私は領主っぽい人をターゲットに絞り、声をかけて店まで誘導し、褒めて持ち上げて、娘さんにとか奥様に、とか言いながら着物を売り捌く。
その中でミヤビが良い仕事をした。
ミヤビのセンスが抜群だったのだ。
相手の特徴をつかまえて、相手に似合う事細かな色味や色彩、肌触り、などを説明し、またそのアレンジ方法なども教えていた。
さすが呉服屋の娘。
その知識は、私なんかとは比べ物にならなかった。その説明に納得した何人かが見事に着物を手に取り購入して行った。
「ミヤビ。あなたやるじゃない。凄いわ」
私がそう言うと、ミヤビは照れたように小さく笑った。
「接客するのは初めてですから、緊張しました。でも、アスカさんの接客を見て、私感動しました。一人のお客様にあんな高額な着物を二つも購入して貰えるなんて。

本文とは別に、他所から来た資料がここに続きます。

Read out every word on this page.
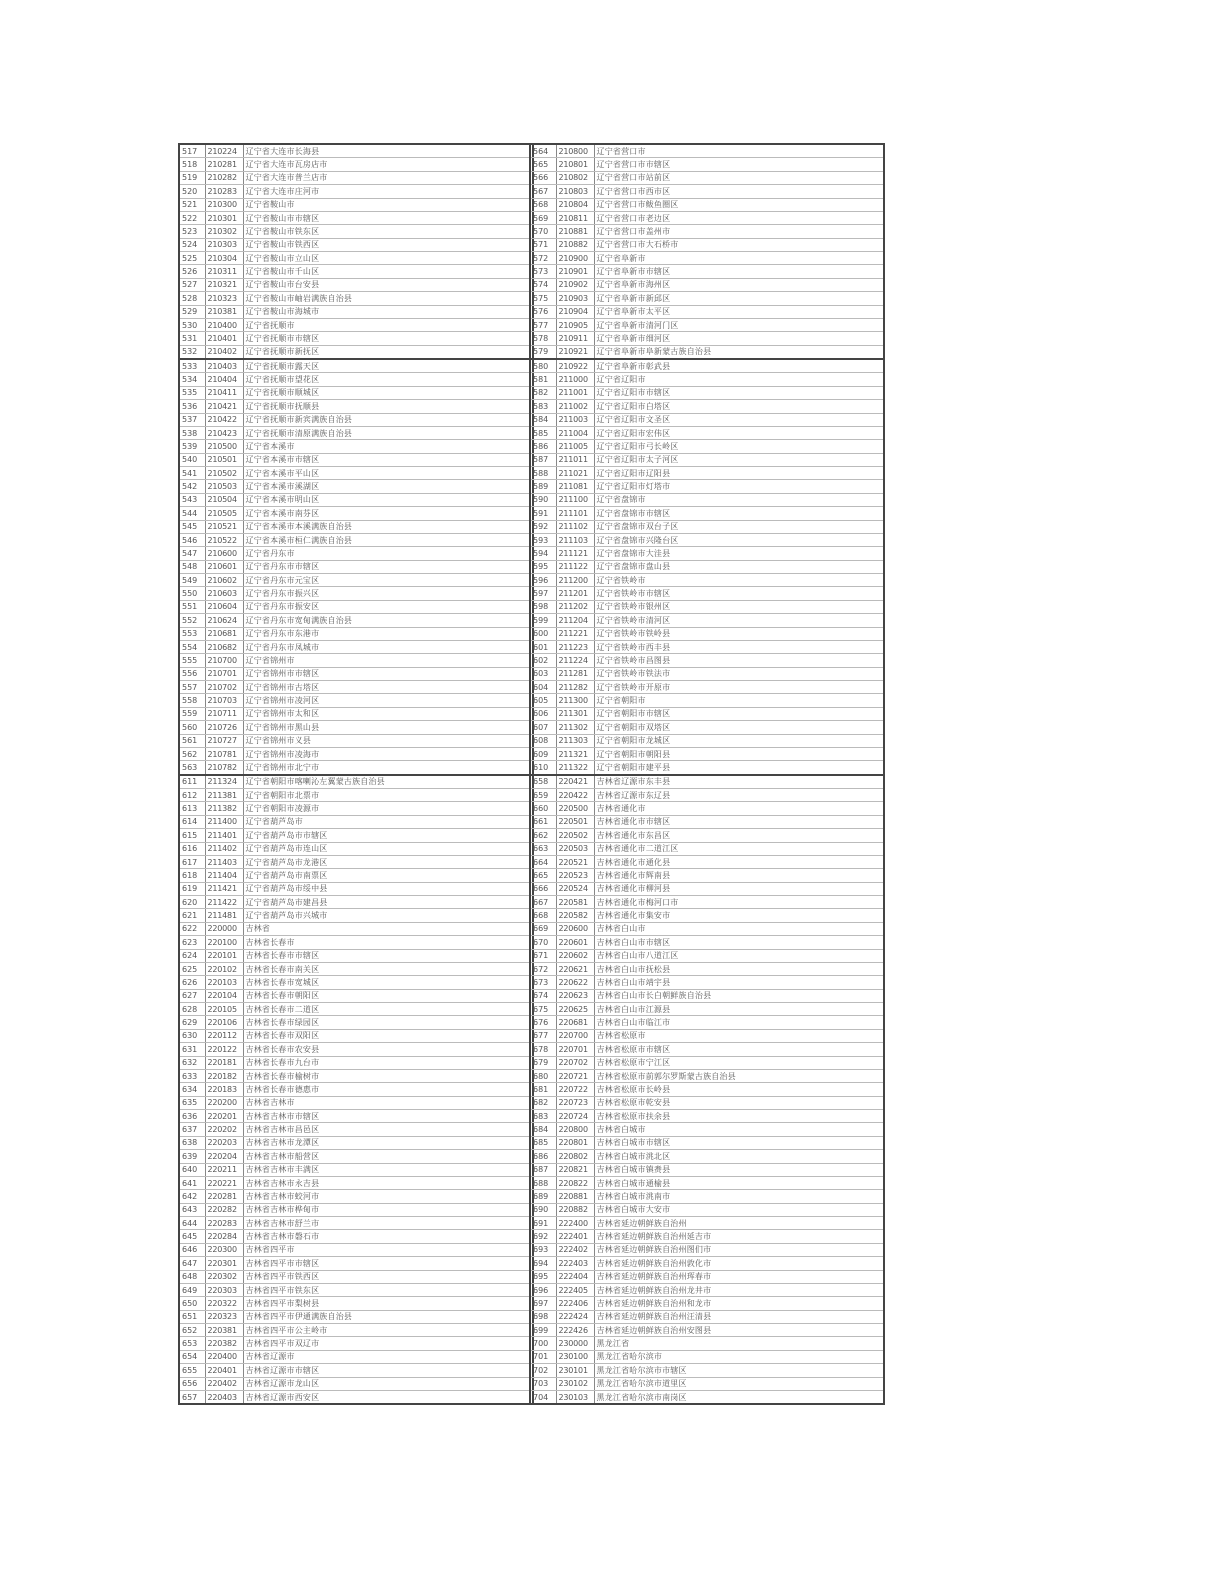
517	210224	辽宁省大连市长海县
518	210281	辽宁省大连市瓦房店市
519	210282	辽宁省大连市普兰店市
520	210283	辽宁省大连市庄河市
521	210300	辽宁省鞍山市
522	210301	辽宁省鞍山市市辖区
523	210302	辽宁省鞍山市铁东区
524	210303	辽宁省鞍山市铁西区
525	210304	辽宁省鞍山市立山区
526	210311	辽宁省鞍山市千山区
527	210321	辽宁省鞍山市台安县
528	210323	辽宁省鞍山市岫岩满族自治县
529	210381	辽宁省鞍山市海城市
530	210400	辽宁省抚顺市
531	210401	辽宁省抚顺市市辖区
532	210402	辽宁省抚顺市新抚区
533	210403	辽宁省抚顺市露天区
534	210404	辽宁省抚顺市望花区
535	210411	辽宁省抚顺市顺城区
536	210421	辽宁省抚顺市抚顺县
537	210422	辽宁省抚顺市新宾满族自治县
538	210423	辽宁省抚顺市清原满族自治县
539	210500	辽宁省本溪市
540	210501	辽宁省本溪市市辖区
541	210502	辽宁省本溪市平山区
542	210503	辽宁省本溪市溪湖区
543	210504	辽宁省本溪市明山区
544	210505	辽宁省本溪市南芬区
545	210521	辽宁省本溪市本溪满族自治县
546	210522	辽宁省本溪市桓仁满族自治县
547	210600	辽宁省丹东市
548	210601	辽宁省丹东市市辖区
549	210602	辽宁省丹东市元宝区
550	210603	辽宁省丹东市振兴区
551	210604	辽宁省丹东市振安区
552	210624	辽宁省丹东市宽甸满族自治县
553	210681	辽宁省丹东市东港市
554	210682	辽宁省丹东市凤城市
555	210700	辽宁省锦州市
556	210701	辽宁省锦州市市辖区
557	210702	辽宁省锦州市古塔区
558	210703	辽宁省锦州市凌河区
559	210711	辽宁省锦州市太和区
560	210726	辽宁省锦州市黑山县
561	210727	辽宁省锦州市义县
562	210781	辽宁省锦州市凌海市
563	210782	辽宁省锦州市北宁市
611	211324	辽宁省朝阳市喀喇沁左翼蒙古族自治县
612	211381	辽宁省朝阳市北票市
613	211382	辽宁省朝阳市凌源市
614	211400	辽宁省葫芦岛市
615	211401	辽宁省葫芦岛市市辖区
616	211402	辽宁省葫芦岛市连山区
617	211403	辽宁省葫芦岛市龙港区
618	211404	辽宁省葫芦岛市南票区
619	211421	辽宁省葫芦岛市绥中县
620	211422	辽宁省葫芦岛市建昌县
621	211481	辽宁省葫芦岛市兴城市
622	220000	吉林省
623	220100	吉林省长春市
624	220101	吉林省长春市市辖区
625	220102	吉林省长春市南关区
626	220103	吉林省长春市宽城区
627	220104	吉林省长春市朝阳区
628	220105	吉林省长春市二道区
629	220106	吉林省长春市绿园区
630	220112	吉林省长春市双阳区
631	220122	吉林省长春市农安县
632	220181	吉林省长春市九台市
633	220182	吉林省长春市榆树市
634	220183	吉林省长春市德惠市
635	220200	吉林省吉林市
636	220201	吉林省吉林市市辖区
637	220202	吉林省吉林市昌邑区
638	220203	吉林省吉林市龙潭区
639	220204	吉林省吉林市船营区
640	220211	吉林省吉林市丰满区
641	220221	吉林省吉林市永吉县
642	220281	吉林省吉林市蛟河市
643	220282	吉林省吉林市桦甸市
644	220283	吉林省吉林市舒兰市
645	220284	吉林省吉林市磐石市
646	220300	吉林省四平市
647	220301	吉林省四平市市辖区
648	220302	吉林省四平市铁西区
649	220303	吉林省四平市铁东区
650	220322	吉林省四平市梨树县
651	220323	吉林省四平市伊通满族自治县
652	220381	吉林省四平市公主岭市
653	220382	吉林省四平市双辽市
654	220400	吉林省辽源市
655	220401	吉林省辽源市市辖区
656	220402	吉林省辽源市龙山区
657	220403	吉林省辽源市西安区
564	210800	辽宁省营口市
565	210801	辽宁省营口市市辖区
566	210802	辽宁省营口市站前区
567	210803	辽宁省营口市西市区
568	210804	辽宁省营口市鲅鱼圈区
569	210811	辽宁省营口市老边区
570	210881	辽宁省营口市盖州市
571	210882	辽宁省营口市大石桥市
572	210900	辽宁省阜新市
573	210901	辽宁省阜新市市辖区
574	210902	辽宁省阜新市海州区
575	210903	辽宁省阜新市新邱区
576	210904	辽宁省阜新市太平区
577	210905	辽宁省阜新市清河门区
578	210911	辽宁省阜新市细河区
579	210921	辽宁省阜新市阜新蒙古族自治县
580	210922	辽宁省阜新市彰武县
581	211000	辽宁省辽阳市
582	211001	辽宁省辽阳市市辖区
583	211002	辽宁省辽阳市白塔区
584	211003	辽宁省辽阳市文圣区
585	211004	辽宁省辽阳市宏伟区
586	211005	辽宁省辽阳市弓长岭区
587	211011	辽宁省辽阳市太子河区
588	211021	辽宁省辽阳市辽阳县
589	211081	辽宁省辽阳市灯塔市
590	211100	辽宁省盘锦市
591	211101	辽宁省盘锦市市辖区
592	211102	辽宁省盘锦市双台子区
593	211103	辽宁省盘锦市兴隆台区
594	211121	辽宁省盘锦市大洼县
595	211122	辽宁省盘锦市盘山县
596	211200	辽宁省铁岭市
597	211201	辽宁省铁岭市市辖区
598	211202	辽宁省铁岭市银州区
599	211204	辽宁省铁岭市清河区
600	211221	辽宁省铁岭市铁岭县
601	211223	辽宁省铁岭市西丰县
602	211224	辽宁省铁岭市昌图县
603	211281	辽宁省铁岭市铁法市
604	211282	辽宁省铁岭市开原市
605	211300	辽宁省朝阳市
606	211301	辽宁省朝阳市市辖区
607	211302	辽宁省朝阳市双塔区
608	211303	辽宁省朝阳市龙城区
609	211321	辽宁省朝阳市朝阳县
610	211322	辽宁省朝阳市建平县
658	220421	吉林省辽源市东丰县
659	220422	吉林省辽源市东辽县
660	220500	吉林省通化市
661	220501	吉林省通化市市辖区
662	220502	吉林省通化市东昌区
663	220503	吉林省通化市二道江区
664	220521	吉林省通化市通化县
665	220523	吉林省通化市辉南县
666	220524	吉林省通化市柳河县
667	220581	吉林省通化市梅河口市
668	220582	吉林省通化市集安市
669	220600	吉林省白山市
670	220601	吉林省白山市市辖区
671	220602	吉林省白山市八道江区
672	220621	吉林省白山市抚松县
673	220622	吉林省白山市靖宇县
674	220623	吉林省白山市长白朝鲜族自治县
675	220625	吉林省白山市江源县
676	220681	吉林省白山市临江市
677	220700	吉林省松原市
678	220701	吉林省松原市市辖区
679	220702	吉林省松原市宁江区
680	220721	吉林省松原市前郭尔罗斯蒙古族自治县
681	220722	吉林省松原市长岭县
682	220723	吉林省松原市乾安县
683	220724	吉林省松原市扶余县
684	220800	吉林省白城市
685	220801	吉林省白城市市辖区
686	220802	吉林省白城市洮北区
687	220821	吉林省白城市镇赉县
688	220822	吉林省白城市通榆县
689	220881	吉林省白城市洮南市
690	220882	吉林省白城市大安市
691	222400	吉林省延边朝鲜族自治州
692	222401	吉林省延边朝鲜族自治州延吉市
693	222402	吉林省延边朝鲜族自治州图们市
694	222403	吉林省延边朝鲜族自治州敦化市
695	222404	吉林省延边朝鲜族自治州珲春市
696	222405	吉林省延边朝鲜族自治州龙井市
697	222406	吉林省延边朝鲜族自治州和龙市
698	222424	吉林省延边朝鲜族自治州汪清县
699	222426	吉林省延边朝鲜族自治州安图县
700	230000	黑龙江省
701	230100	黑龙江省哈尔滨市
702	230101	黑龙江省哈尔滨市市辖区
703	230102	黑龙江省哈尔滨市道里区
704	230103	黑龙江省哈尔滨市南岗区
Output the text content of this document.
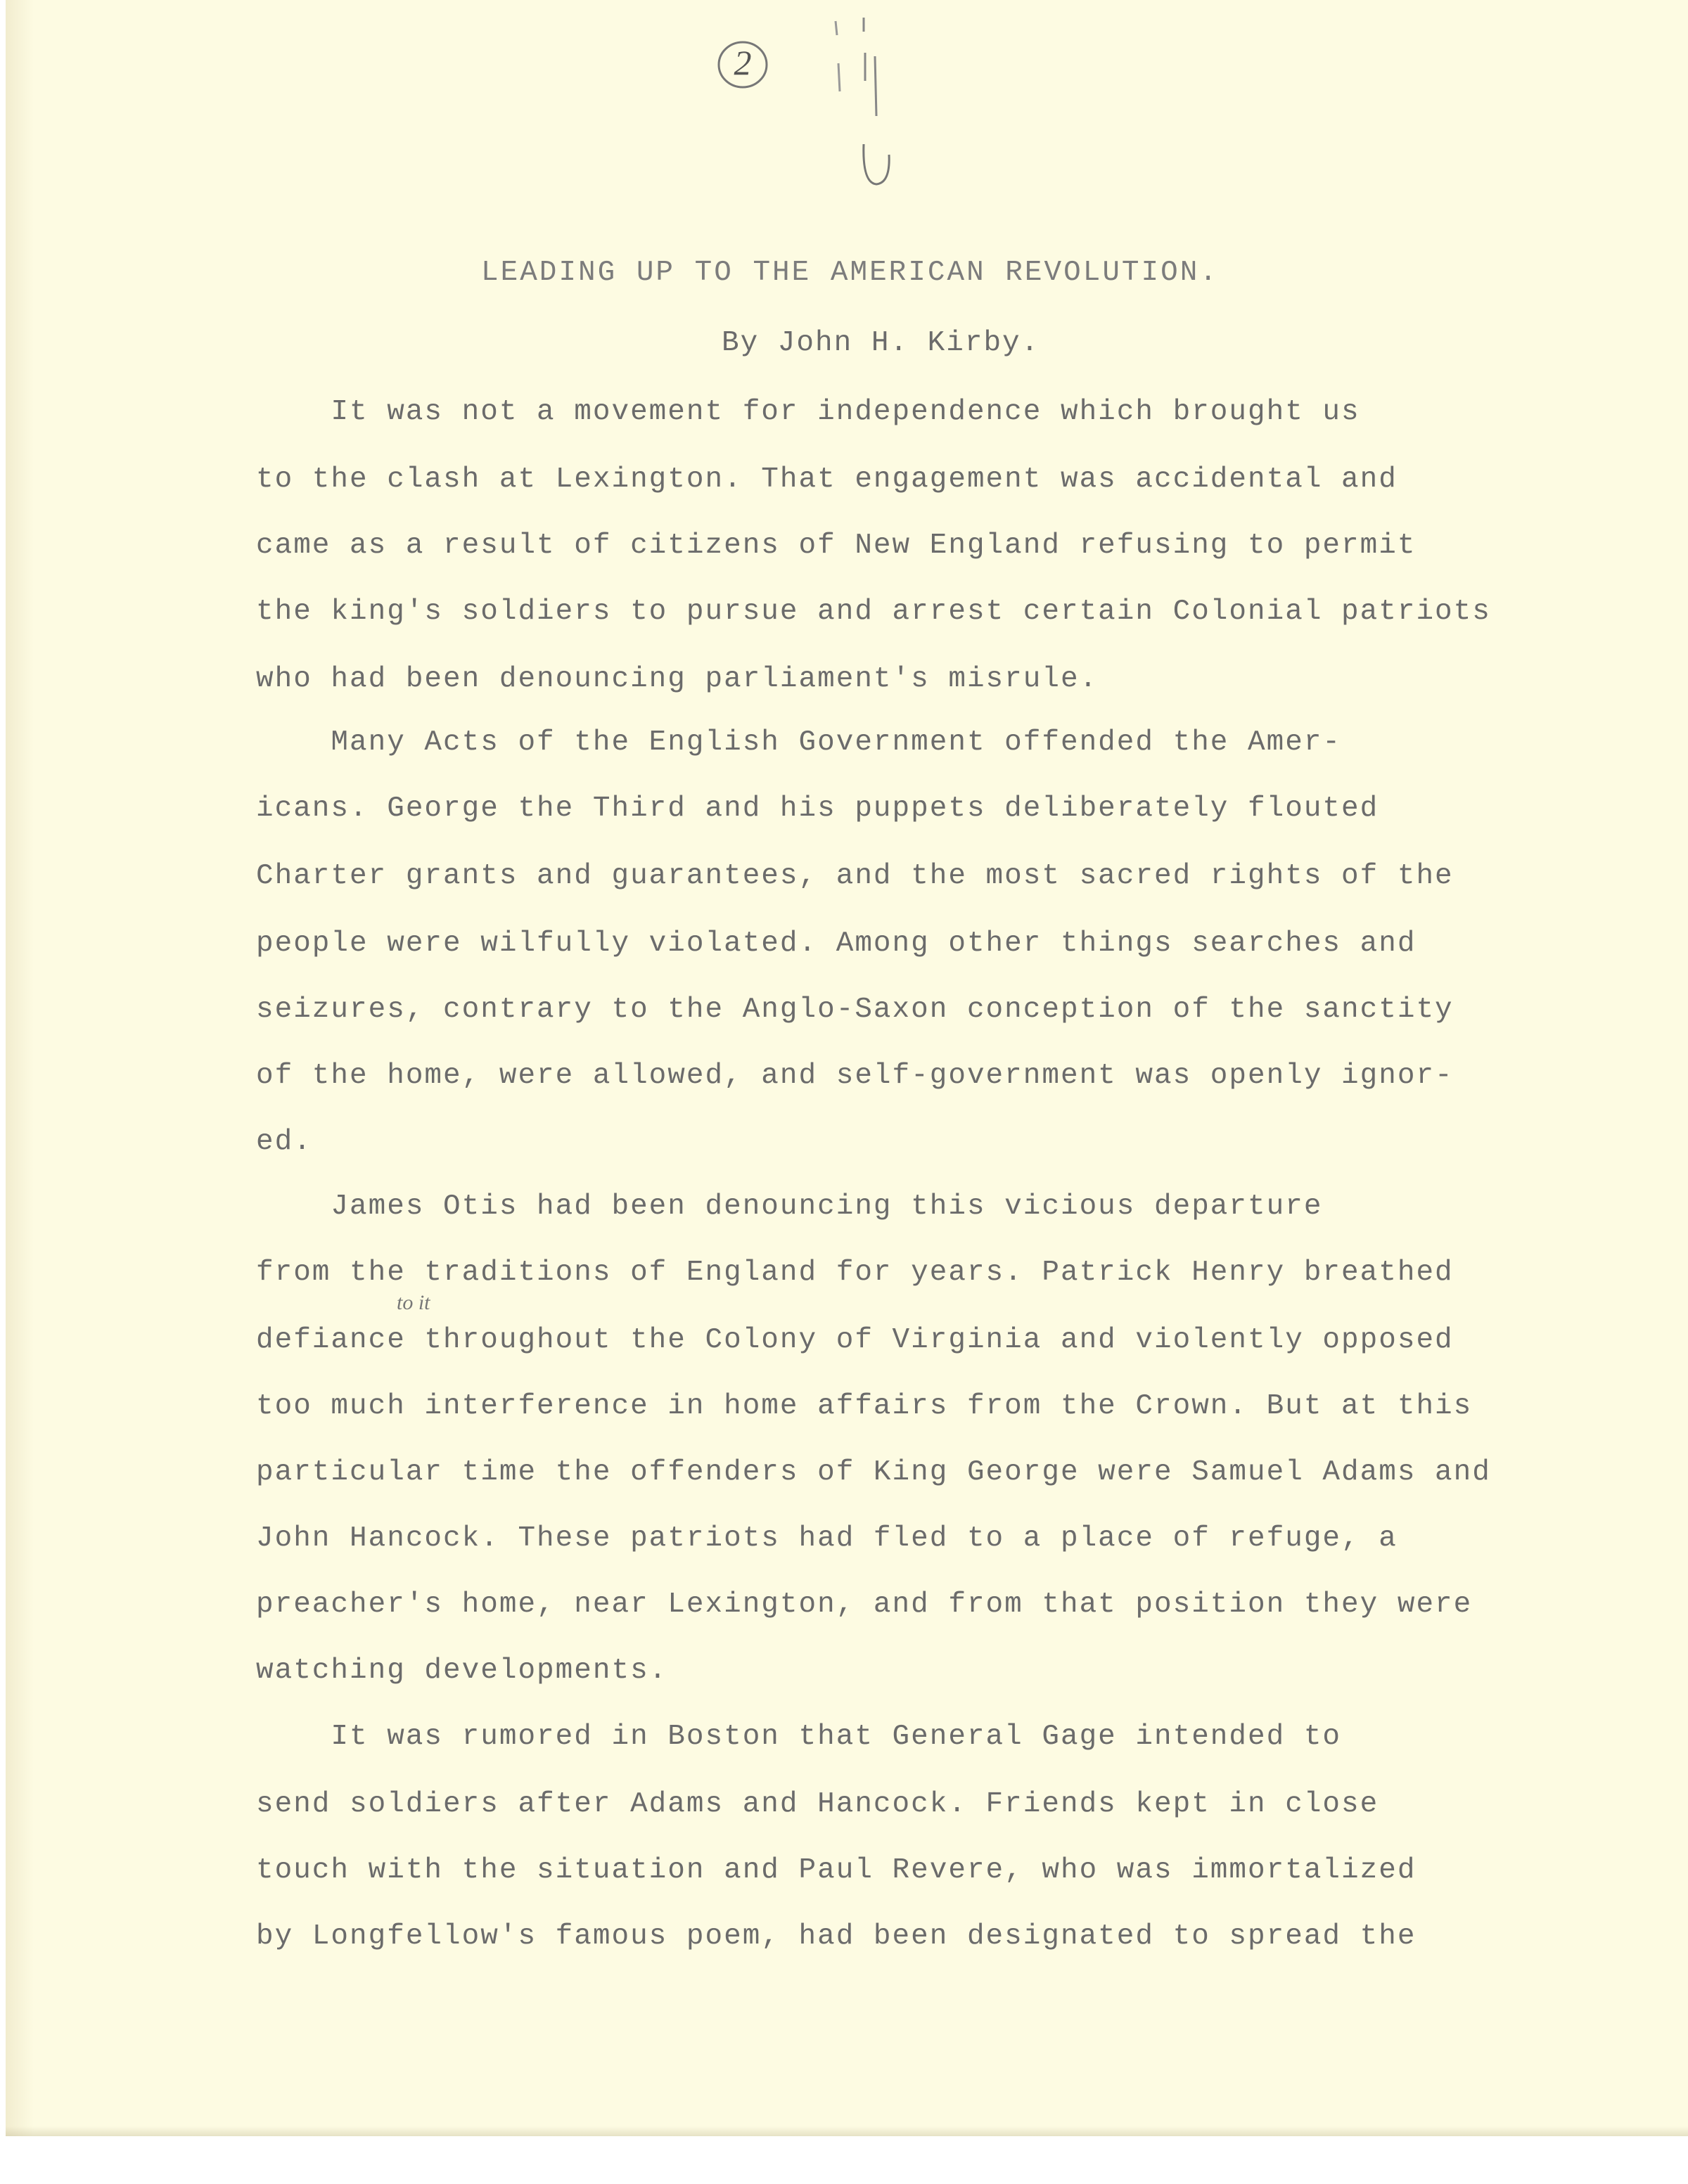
2
LEADING UP TO THE AMERICAN REVOLUTION.
By John H. Kirby.
It was not a movement for independence which brought us
to the clash at Lexington. That engagement was accidental and
came as a result of citizens of New England refusing to permit
the king's soldiers to pursue and arrest certain Colonial patriots
who had been denouncing parliament's misrule.
Many Acts of the English Government offended the Amer-
icans. George the Third and his puppets deliberately flouted
Charter grants and guarantees, and the most sacred rights of the
people were wilfully violated. Among other things searches and
seizures, contrary to the Anglo-Saxon conception of the sanctity
of the home, were allowed, and self-government was openly ignor-
ed.
James Otis had been denouncing this vicious departure
from the traditions of England for years. Patrick Henry breathed
defiance throughout the Colony of Virginia and violently opposed
too much interference in home affairs from the Crown. But at this
particular time the offenders of King George were Samuel Adams and
John Hancock. These patriots had fled to a place of refuge, a
preacher's home, near Lexington, and from that position they were
watching developments.
It was rumored in Boston that General Gage intended to
send soldiers after Adams and Hancock. Friends kept in close
touch with the situation and Paul Revere, who was immortalized
by Longfellow's famous poem, had been designated to spread the
to it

恥ずかしいとか、緊張するとか、そんな事言っていられないと思ったんです。でも、私はアスカさんみたいに美人じゃないですから、出来る事を一生懸命やろうと思って……」
その健気さにうるっと来てしまった。
ごめん、そんな純粋なあなたに腹黒の健気見せちゃって。
どうか私のようにはならないで貰いたい。
そう心の中で願った。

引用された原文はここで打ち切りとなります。